Stearoyl CoA desaturase is involved in the formation of monounsaturated fatty acids from larger saturated fatty acids (25) There has been evidence from animal models to show that regulation of stearoyl CoA desaturase has the potential to limit cancer growth.

Recent research has been done on how patient’s obesity can alter their cellular metabolism (26,27) Notably obese patients have an increase in the availability of fatty acids useful for rapidly reproducing tumor cells. An interesting observation is that obesity has been linked not only to potential increase in prostate cancer incidence but also with a more aggressive cancer. As with much metabolic research, mechanistically the linkage is not yet fully understood (19). However, recent work in rodent models has shown that high fat diets can drive metastasis through modification of SREBP (28). This new information leads to a potential preventative measure in reducing aggressive prostate cancer incidence.

Androgen

Most cancerous cells within the prostate rely on androgens to multiply. The androgen receptor pathway has been found to alter the overall metabolism of the cell, including fatty acid metabolism, in addition to facilitation biosynthesis of many proteins needed for tumor growth (29). As such, androgen deprivation therapy has become a mainstay of early treatment. By inhibiting the downstream effects of androgen receptor activation, the progression of disease can be temporarily halted. In the elderly this may halt progression long enough that the disease may not interfere with life again. However, the cells eventually evolve to become unresponsive to androgen deprivation therapy. Multiple mechanisms can lead to treatment resistance. These include an upregulation of androgen receptors, an upregulation of androgen synthesis and the utilization of alternate routes of androgen receptor activation (30). At this point, tumors are referred to as “castration resistant” and the overall prognosis significantly worsens, as there are limited further treatment options (31).


Metabolism in aggressive prostate cancer

Lactate

Late stage prostate cancer cells begin using aerobic glycolysis. A byproduct of this process is lactate. Studies in models and in human subjects have shown that elevated lactate to pyruvate ratios are correlated with more aggressive tumors (32,33). This may be because these tumors have begun utilizing aerobic glycolysis at a higher rate thus converting more pyruvate into lactate rather than breaking pyruvate down into the Krebs cycle (34). This ratio can be used clinically in magnetic resonance spectroscopic imaging studies to help determine the aggressiveness of disease.

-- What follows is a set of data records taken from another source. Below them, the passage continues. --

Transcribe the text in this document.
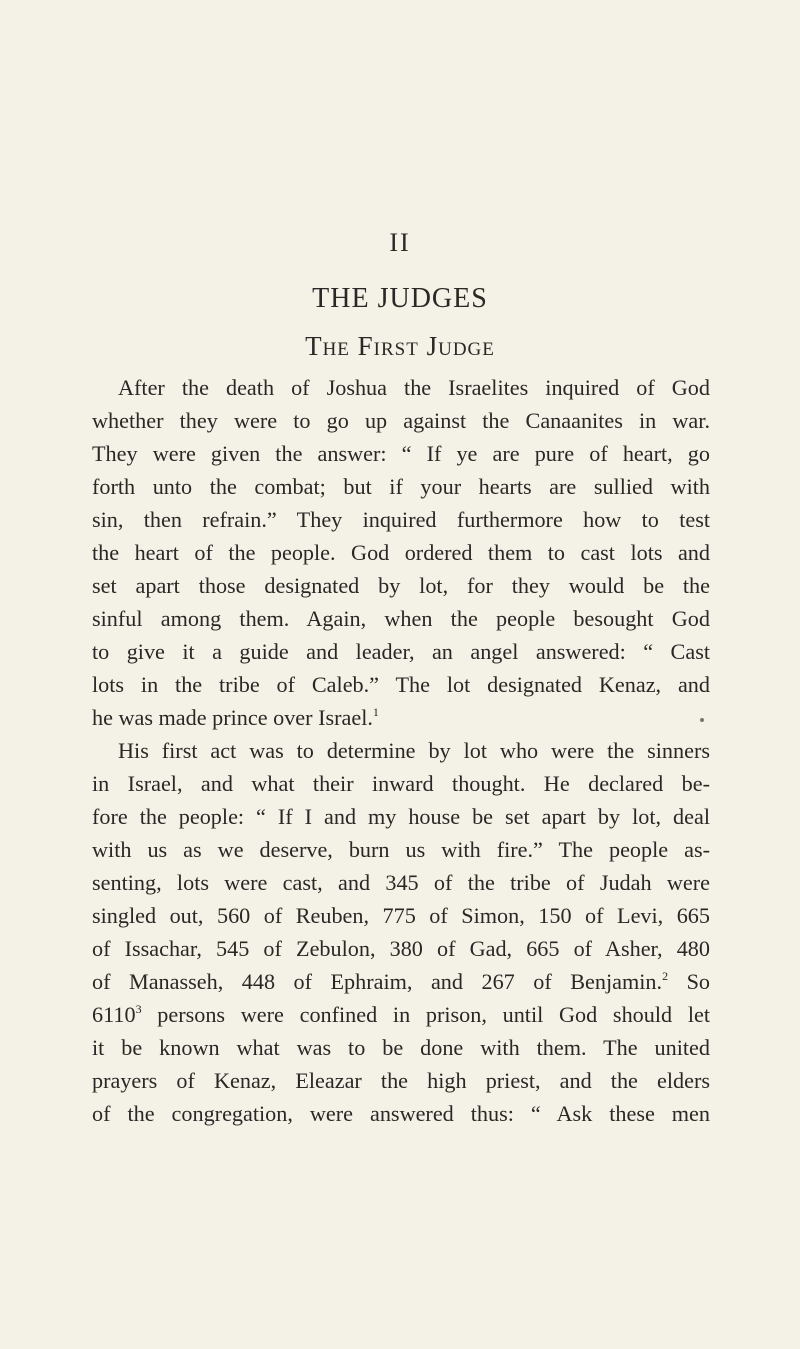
II
THE JUDGES
The First Judge
After the death of Joshua the Israelites inquired of God
whether they were to go up against the Canaanites in war.
They were given the answer: “ If ye are pure of heart, go
forth unto the combat; but if your hearts are sullied with
sin, then refrain.” They inquired furthermore how to test
the heart of the people. God ordered them to cast lots and
set apart those designated by lot, for they would be the
sinful among them. Again, when the people besought God
to give it a guide and leader, an angel answered: “ Cast
lots in the tribe of Caleb.” The lot designated Kenaz, and
he was made prince over Israel.$^1$
His first act was to determine by lot who were the sinners
in Israel, and what their inward thought. He declared be-
fore the people: “ If I and my house be set apart by lot, deal
with us as we deserve, burn us with fire.” The people as-
senting, lots were cast, and 345 of the tribe of Judah were
singled out, 560 of Reuben, 775 of Simon, 150 of Levi, 665
of Issachar, 545 of Zebulon, 380 of Gad, 665 of Asher, 480
of Manasseh, 448 of Ephraim, and 267 of Benjamin.$^2$ So
6110$^3$ persons were confined in prison, until God should let
it be known what was to be done with them. The united
prayers of Kenaz, Eleazar the high priest, and the elders
of the congregation, were answered thus: “ Ask these men
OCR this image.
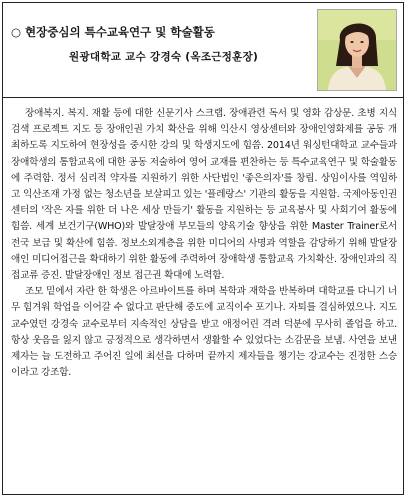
○ 현장중심의 특수교육연구 및 학술활동
원광대학교 교수 강경숙 (옥조근정훈장)

장애복지. 복지. 재활 등에 대한 신문기사 스크랩. 장애관련 독서 및 영화 감상문. 초병 지식검색 프로젝트 지도 등 장애인권 가치 확산을 위해 익산시 영상센터와 장애인영화제를 공동 개최하도록 지도하여 현장성을 중시한 강의 및 학생지도에 힘씀. 2014년 워싱턴대학교 교수들과 장애학생의 통합교육에 대한 공동 저술하여 영어 교재를 편찬하는 등 특수교육연구 및 학술활동에 주력함. 정서 심리적 약자를 지원하기 위한 사단법인 '좋은의자'를 창립. 상임이사를 역임하고 익산조재 가정 없는 청소년을 보살피고 있는 '플레랑스' 기관의 활동을 지원함. 국제아동인권센터의 '작은 자를 위한 더 나은 세상 만들기' 활동을 지원하는 등 교육봉사 및 사회기여 활동에 힘씀. 세계 보건기구(WHO)와 발달장애 부모들의 양육기술 향상을 위한 Master Trainer로서 전국 보급 및 확산에 힘씀. 정보소외계층을 위한 미디어의 사명과 역할을 감당하기 위해 발달장애인 미디어접근을 확대하기 위한 활동에 주력하여 장애학생 통합교육 가치확산. 장애인과의 직접교류 증진. 발달장애인 정보 접근권 확대에 노력함.

조모 밑에서 자란 한 학생은 아르바이트를 하며 복학과 재학을 반복하며 대학교를 다니기 너무 힘겨워 학업을 이어갈 수 없다고 판단해 중도에 교직이수 포기나. 자퇴를 결심하였으나. 지도교수였던 강경숙 교수로부터 지속적인 상담을 받고 애정어린 격려 덕분에 무사히 졸업을 하고. 항상 웃음을 잃지 않고 긍정적으로 생각하면서 생활할 수 있었다는 소감문을 보냄. 사연을 보낸 제자는 늘 도전하고 주어진 일에 최선을 다하며 끝까지 제자들을 챙기는 강교수는 진정한 스승이라고 강조함.
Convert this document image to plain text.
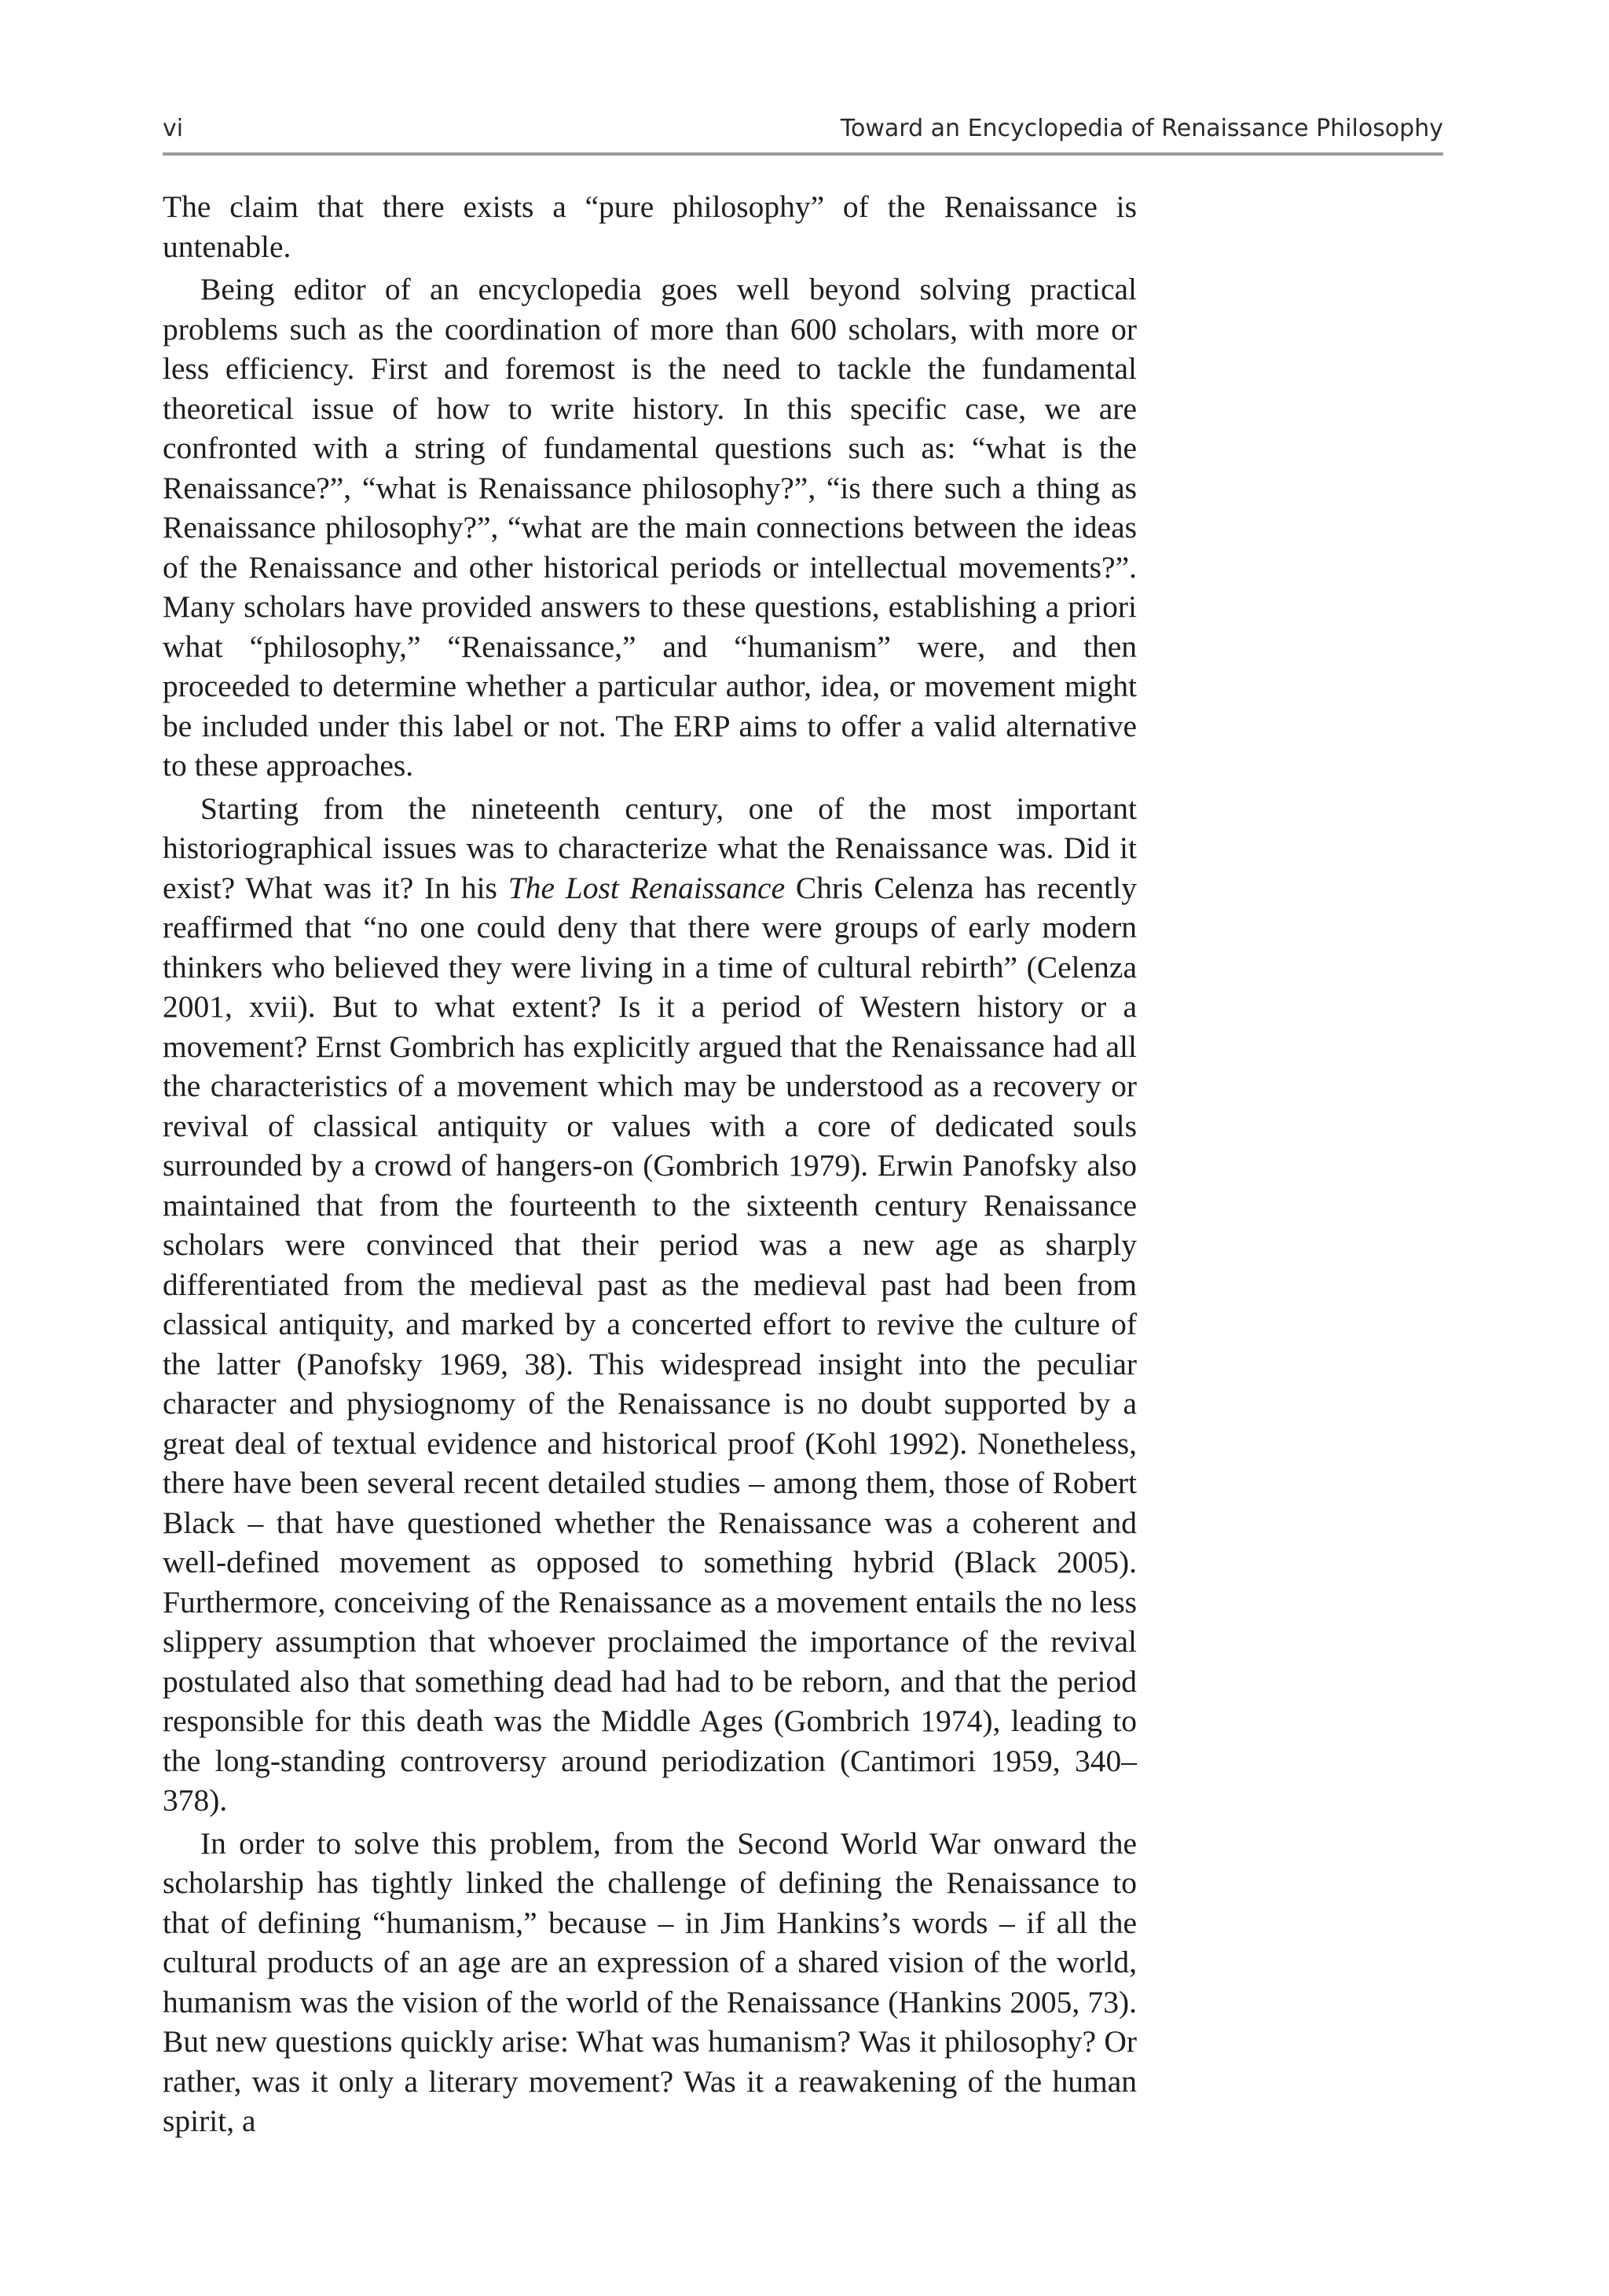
vi	Toward an Encyclopedia of Renaissance Philosophy

The claim that there exists a “pure philosophy” of the Renaissance is untenable.

Being editor of an encyclopedia goes well beyond solving practical problems such as the coordination of more than 600 scholars, with more or less efficiency. First and foremost is the need to tackle the fundamental theoretical issue of how to write history. In this specific case, we are confronted with a string of fundamental questions such as: “what is the Renaissance?”, “what is Renaissance philosophy?”, “is there such a thing as Renaissance philosophy?”, “what are the main connections between the ideas of the Renaissance and other historical periods or intellectual movements?”. Many scholars have provided answers to these questions, establishing a priori what “philosophy,” “Renaissance,” and “humanism” were, and then proceeded to determine whether a particular author, idea, or movement might be included under this label or not. The ERP aims to offer a valid alternative to these approaches.

Starting from the nineteenth century, one of the most important historiographical issues was to characterize what the Renaissance was. Did it exist? What was it? In his The Lost Renaissance Chris Celenza has recently reaffirmed that “no one could deny that there were groups of early modern thinkers who believed they were living in a time of cultural rebirth” (Celenza 2001, xvii). But to what extent? Is it a period of Western history or a movement? Ernst Gombrich has explicitly argued that the Renaissance had all the characteristics of a movement which may be understood as a recovery or revival of classical antiquity or values with a core of dedicated souls surrounded by a crowd of hangers-on (Gombrich 1979). Erwin Panofsky also maintained that from the fourteenth to the sixteenth century Renaissance scholars were convinced that their period was a new age as sharply differentiated from the medieval past as the medieval past had been from classical antiquity, and marked by a concerted effort to revive the culture of the latter (Panofsky 1969, 38). This widespread insight into the peculiar character and physiognomy of the Renaissance is no doubt supported by a great deal of textual evidence and historical proof (Kohl 1992). Nonetheless, there have been several recent detailed studies – among them, those of Robert Black – that have questioned whether the Renaissance was a coherent and well-defined movement as opposed to something hybrid (Black 2005). Furthermore, conceiving of the Renaissance as a movement entails the no less slippery assumption that whoever proclaimed the importance of the revival postulated also that something dead had had to be reborn, and that the period responsible for this death was the Middle Ages (Gombrich 1974), leading to the long-standing controversy around periodization (Cantimori 1959, 340–378).

In order to solve this problem, from the Second World War onward the scholarship has tightly linked the challenge of defining the Renaissance to that of defining “humanism,” because – in Jim Hankins’s words – if all the cultural products of an age are an expression of a shared vision of the world, humanism was the vision of the world of the Renaissance (Hankins 2005, 73). But new questions quickly arise: What was humanism? Was it philosophy? Or rather, was it only a literary movement? Was it a reawakening of the human spirit, a
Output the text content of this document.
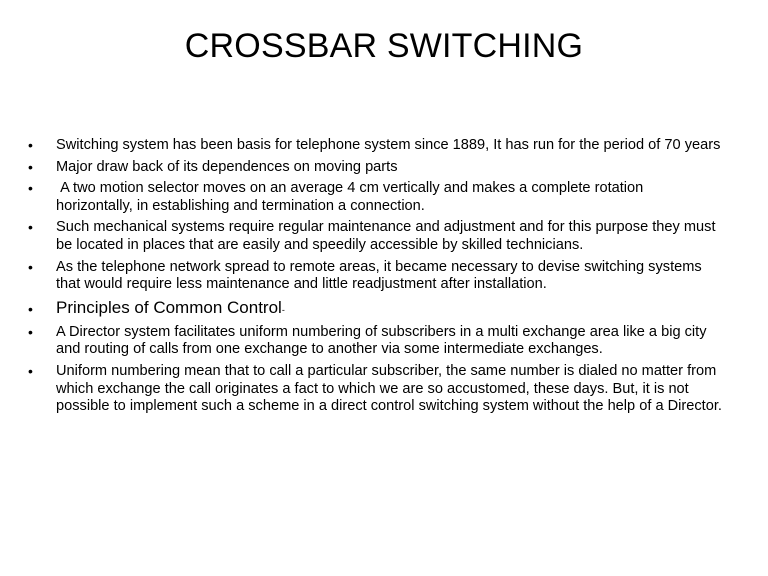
CROSSBAR SWITCHING
• Switching system has been basis for telephone system since 1889, It has run for the period of 70 years
• Major draw back of its dependences on moving parts
• A two motion selector moves on an average 4 cm vertically and makes a complete rotation horizontally, in establishing and termination a connection.
• Such mechanical systems require regular maintenance and adjustment and for this purpose they must be located in places that are easily and speedily accessible by skilled technicians.
• As the telephone network spread to remote areas, it became necessary to devise switching systems that would require less maintenance and little readjustment after installation.
• Principles of Common Control-
• A Director system facilitates uniform numbering of subscribers in a multi exchange area like a big city and routing of calls from one exchange to another via some intermediate exchanges.
• Uniform numbering mean that to call a particular subscriber, the same number is dialed no matter from which exchange the call originates a fact to which we are so accustomed, these days. But, it is not possible to implement such a scheme in a direct control switching system without the help of a Director.
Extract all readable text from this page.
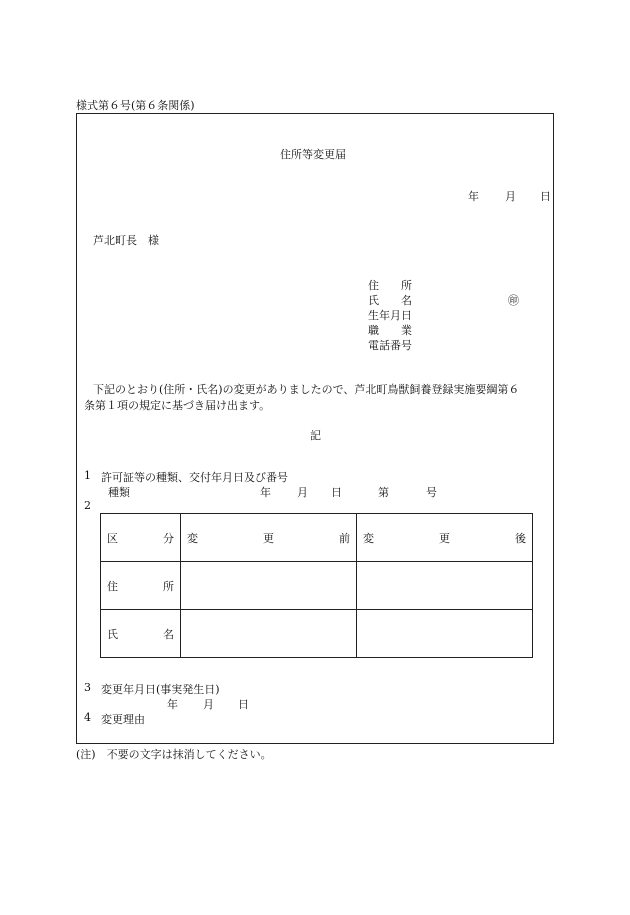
様式第６号(第６条関係)
住所等変更届
年 月 日
芦北町長　様
住　　所
氏　　名	㊞
生年月日
職　　業
電話番号
下記のとおり(住所・氏名)の変更がありましたので、芦北町鳥獣飼養登録実施要綱第６
条第１項の規定に基づき届け出ます。
記
1 許可証等の種類、交付年月日及び番号
種類	年 月 日	第	号
2
区 分	変 更 前	変 更 後

住 所		

氏 名		

3 変更年月日(事実発生日)
年 月 日
4 変更理由
(注)　不要の文字は抹消してください。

Cells that rely on aerobic glycolysis face a problem however in that lactate is cytotoxic. To avoid lactate toxicity malignant cells have been shown to overexpress monocarboxylate transporters (MCTs) to reduce intracellular lactate levels (35). In theory cells that can handle the lactate burden the best, will be the most aggressive in nature as they are less limited by its toxic effect. This has been seen that more aggressive cancers have more MCT activity (32). As such these shuttles are a theoretical therapeutic target as to inhibit the MCTs may lead to increased cytotoxic effects within cancer cells.

PI3K/Akt/mTOR

The mTOR pathway has been reported to act as a key regulator of cancer cells energy metabolism through the fundamental role of Akt that stimulates aerobic glycolysis (36). Aberrant activation of the PI3K-Akt-mTOR pathway is implicated in prostate carcinogenesis. In addition, inactivation of both p53 and phosphatase and tensin homolog (PTEN) may promote tumor invasiveness via up-regulation of mTOR signaling, with a correlation with aggressive disease and poor survival in human prostate tumor. The serine/threonine kinase Akt is commonly activated in cancer cells, acting as an oncogene promoting cell survival. Frequently, Akt hyper-activation can indirectly result from amplification of the upstream Akt activator phosphatidylinositide-3-kinase (PI3K), or deletion of the PI3K inhibitor PTEN. Akt promotes the shift to aerobic glycolysis rendering cancer cells dependent on glucose consumption for growth and survival, contributing to a more aggressive cancer behavior (37). Several molecular mechanisms are implicated in Akt-dependent shift to aerobic glycolytic metabolism, including direct stimulation of glycolytic enzymes such as glucose transporters and hexokinase. In addition, activated Akt impairs the ability to induce fatty acid oxidation in response to glucose deprivation. The downstream effects of mTOR include the expression of glycolytic enzymes, including GLUT1, hexokinase 2 among others (37). mTOR directly stimulates the translational machinery by phosphorylating eIF4E binding proteins and ribosomal protein S6 kinases, and HIF-1α transcription factor enhancing expression levels of glycolytic proteins and genes (38). Targeted inhibition of PI3K/Akt/mTOR will likely be used in further treatment of aggressive prostate cancer.

PTEN

PTEN is a tumor suppressor, which functions to inhibit the activity of protein kinase B (PKB also known as Akt). The PKB signaling pathway promotes cell survival and proliferation as well as migration. PTEN promotes oxidative phosphorylation in addition to downregulating glycolysis (39). Downregulation of PTEN has been shown to lead to increased tumorigenesis. Decreased PTEN levels may correspond with increased aggressiveness of prostate cancer and is being evaluated as a potential biomarker of disease severity (40,41). As with many biomarkers of disease progression, PTEN will likely be used in the future in combination with a variety of other tumor markers including ETS-related gene (ERG) to assist in assessing prognoses. Despite the promising outlook of PTEN utilization, work still needs to be done to demonstrate the utility of using PTEN mutations to guide clinical decision-making (42).

Amino acids

Arginine

Arginine a non-essential amino acid involved in cell growth and protein synthesis. Arginine can also be converted to other key amino acids of proline and arginine. Nitric oxide (NO) can be formed from arginine by the enzyme NO synthase (43). NO has been implicated in cancer metabolic, however, the role of arginine derived NO in prostate cancer is as of yet not elucidated. However, arginine has been shown to aid in maintenance of malignant cell lines in prostate cancer. Studies have shown that arginine is needed to continue the growth of prostate cancer, despite the adequate knowledge of the exact biomechanism behind this. This has led to arginine deprivation therapy as a potential treatment regimen being tested in clinical trials (44).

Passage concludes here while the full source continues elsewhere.